Usually what happens at this point is that I revise my outline, because the scene-by-scene breakdown won't be quite right. I'll have understated the importance of some elements and overstated others. Especially at the end of a novel, the balance between elements -- otherwise known as pacing, and it's not a magic word but a structural and technical trick -- is crucial if you don't want to lose your reader.
Subplots, I'm talkin' to you.
It's the third act, okay? People don't care about you... well, they do, but what they really want to read about at the climax is the main characters. The romance. How they get the bad guys.
How subplots wrap up is secondary. That's why they're called subplots.
But without them, the main action won't make sense. Characters discover things and decide things. The scenes need to be there. Unless I want to cut those secondary characters altogether, and restructure, and, y'know. Rewrite the whole frickin' book.

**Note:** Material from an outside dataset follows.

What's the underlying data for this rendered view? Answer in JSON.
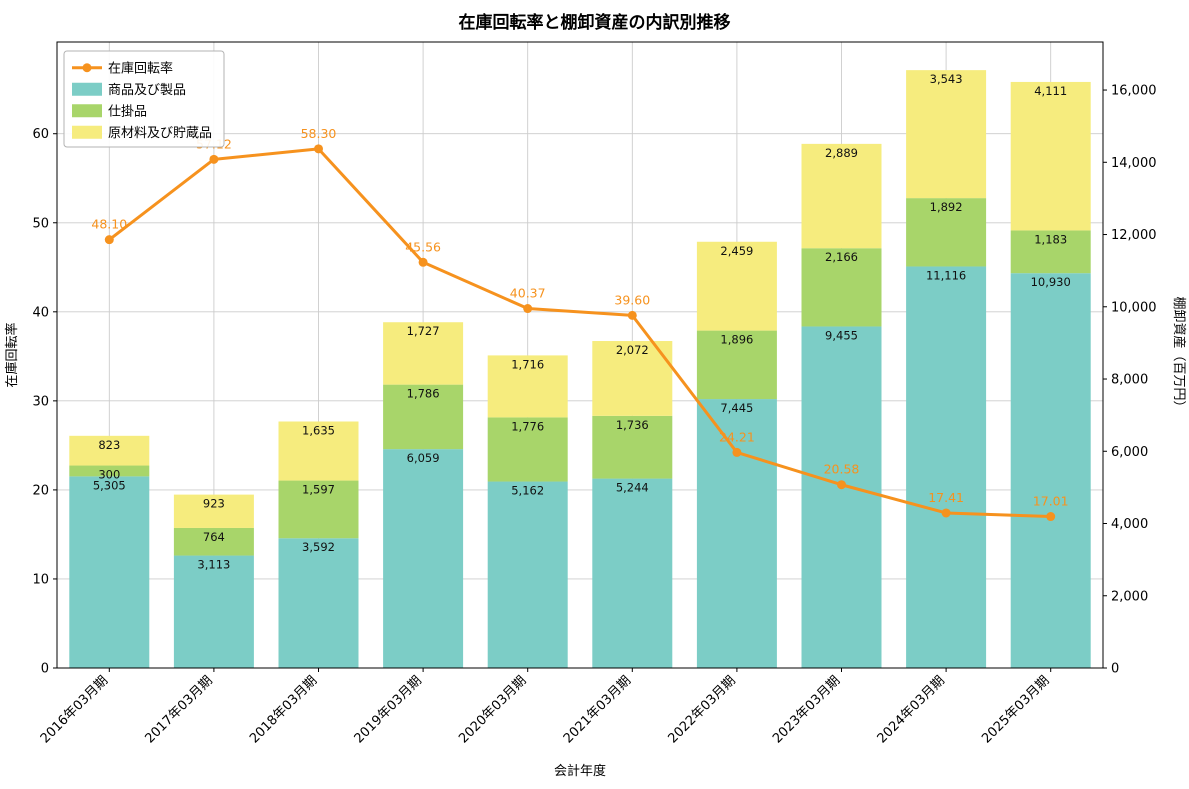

So I'm keeping the subplot scenes short and to the point. Giving them the most gripping hooks at start and finish as I can. And interweaving them with the main action. Short scenes add to the illusion of pace, too, but for pulse-pounding excitement, you can't go past the old trick of actually having something happen. Ahem. I could point the finger at certain UF and romance series, but that'd be childish...
So as a reader, how do you like your endings? Do you want the bad dude defeated, the romance resolved and boom, that's the end? Or do you like more of a slow let-down after the climax, with more happy-ever-after epilogue scenes? Or (shudder) do you adore the cliffhanger?